Cultura

The Economist: Berlusconi è alle corde

5 agosto 2010

La “Bibbia della City” dedica ben due corposi articoli alla crisi della maggioranza e al ruolo che si è ritagliato il presidente della Camera Gianfranco Fini, definito coraggioso ma finora incoerente.

Questa settimana la rivista economica della City dedica ben due articoli a Gianfranco Fini. Il primo intitolato: “Berlusconi on the ropes Signor Fini, where do you stand?”, ossia Berlusconi alle corde, signor Fini, dove sta? Il quale fa un ritratto del Presidente della Camera alla luce della crisi giudicata pressoché irreversibili del “berlusconismo”. Si ricordano i suoi trascorsi “neofascisti” e i suoi tanti cambiamenti di questi anni che fanno dubitare sulla sua coerenza. Il secondo articolo, titolato in modo ironico “A Fli in his ear” (FLI che ricorda l’inglese fly, cioè una mosca nel suo orecchio – quello di Berlusconi) dove Fli è la nuova formazione di Gianfranco Fini, Futuro e libertà, invece, è più di scenario. Tratta della nascita di “Future and Freedom” (Futuro e libertà), del voto d’ieri alla Camera e delle possibili ripercussioni sia sul governo, sia – in particolare – nel centrodestra. Per il settimanale economico, tuttavia, una cosa appare certa. Il centrodestra italiano prossimo venturo, non sarà più quello che abbiamo conosciuto finora.

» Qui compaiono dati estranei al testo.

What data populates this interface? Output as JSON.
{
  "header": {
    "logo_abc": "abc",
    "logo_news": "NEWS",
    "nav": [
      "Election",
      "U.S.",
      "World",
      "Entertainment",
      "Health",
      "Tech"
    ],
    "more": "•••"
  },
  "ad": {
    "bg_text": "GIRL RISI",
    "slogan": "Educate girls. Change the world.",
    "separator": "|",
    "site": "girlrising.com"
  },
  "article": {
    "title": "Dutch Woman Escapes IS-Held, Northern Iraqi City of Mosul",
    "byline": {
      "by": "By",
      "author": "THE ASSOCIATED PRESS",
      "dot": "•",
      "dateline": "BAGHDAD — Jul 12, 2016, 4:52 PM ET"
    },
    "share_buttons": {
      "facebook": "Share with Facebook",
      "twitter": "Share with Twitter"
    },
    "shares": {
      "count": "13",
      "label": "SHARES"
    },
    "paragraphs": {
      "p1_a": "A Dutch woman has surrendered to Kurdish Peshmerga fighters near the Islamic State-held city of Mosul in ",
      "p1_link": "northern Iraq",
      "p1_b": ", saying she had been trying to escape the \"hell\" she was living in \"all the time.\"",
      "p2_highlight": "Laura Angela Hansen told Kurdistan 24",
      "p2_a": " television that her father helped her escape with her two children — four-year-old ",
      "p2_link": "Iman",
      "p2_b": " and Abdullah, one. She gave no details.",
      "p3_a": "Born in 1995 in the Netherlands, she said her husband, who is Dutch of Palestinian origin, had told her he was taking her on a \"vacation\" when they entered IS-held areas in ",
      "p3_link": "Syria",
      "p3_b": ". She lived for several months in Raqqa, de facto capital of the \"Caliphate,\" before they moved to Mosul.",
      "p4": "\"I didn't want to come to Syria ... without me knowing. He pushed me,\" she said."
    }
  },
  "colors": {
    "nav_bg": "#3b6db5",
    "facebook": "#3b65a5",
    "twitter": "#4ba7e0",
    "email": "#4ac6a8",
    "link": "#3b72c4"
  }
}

BERLUSCONI È ALLE CORDE, IL PAESE È KO? - Tanto per cambiare “la politica italiana – scrive L’Economistè entrata in una nuova fase instabile. Ma forse è il tempo giusto per il suo politico di maggior talento di dimostrare il proprio coraggio“. Il politico di maggior talento sarebbe appunto Gianfranco Fini. Immaginiamo come dalle parti di Fare Futuro si staranno spellando le mani dagli applausi mentre, viceversa, nel bunker di Feltri le mani se le staranno letteralmente mangiando. Per l’Economist, Fini nel voto alla Camera sulla sfiducia al sottosegretario Caliendo ha vinto la sua partita a scacchi con Berlusconi. Appare evidente, sottolinea il settimanale londinese che adesso Fini è determinate. Senza di lui non c’è più la maggioranza e senza maggioranza non c’è più il governo. Berlusconi è alle corde, come un pugile che ha appena incassato un “upper cut” da ko. Però, proprio come certi pugili suonati, il premier prova ancora a tirare i suoi montanti: minaccia il ricorso al voto anticipato ma appare evidente che quello messo peggio, in questo momento, è proprio lui. “Solo dopo due anni del suo mandato quinquennale, Berlusconi governa ancora“, ma oggi è totalmente sotto scacco di Fini. “La domanda è, cosa farà l’onorevole Fini della sua potenza?” Già, bella domanda. Farà proseguire a lungo questo stillicidio, magari allungando l’agonia della maggioranza, oppure darà qualche sussulto legittimandosi lui stesso come leader di quello stesso schieramento?

UNA CRISI NELLA CRISI – Berlusconi secondo L’Economist ha perso la sua occasione. Riformare un paese che oltremanica appare irriformabile. “Mentre l’economia ha perso negli anni competitività, il PdL e il suo precursore, Forza Italia, hanno trascurato ogni seria ipotesi di riforma“. La maggioranza “è stata assorbita solo nel servire gli affari e gli interessi privilegiati di Berlusconi, che ha però mantenuto il bilancio sotto controllo, tanto è vero che la scorsa settimana ha varato un piano di austerità, fondato solo su tagli, senza alcuna sensibile riforma“. “I fan del primo ministro - prosegue L’Economistsi vantano del fatto che sotto di lui l’Italia ha goduto di stabilità, ma di questa che uso se n’è fatto?” Un giudizio tranciante, netto e severo come del resto è nel costume della stampa britannica. Fini - secondo L’Economist – appare “socialmente più liberale di Berlusconi, ha per esempio limitato l’influenza della Chiesa cattolica. Ha anche preso posizione contro la corruzione. Questo considerando che il signor Berlusconi ha più volte attaccato la magistratura ed ha cercato di ostacolare con apposite leggi le sue indagini; l’onorevole Fini ha poi sostenuto che qualsiasi titolare di cariche pubbliche, fosse solo sospettato di reati, dovrebbe sempre farsi da parte“. Ma la differenza principale – rimarca il settimanale – è che “l’onorevole Fini vuole un partito che non sia solo un veicolo per il signor Berlusconi, ma uno strumento che possa tessere la politica, le speranze e le idee di tutti i suoi membri“.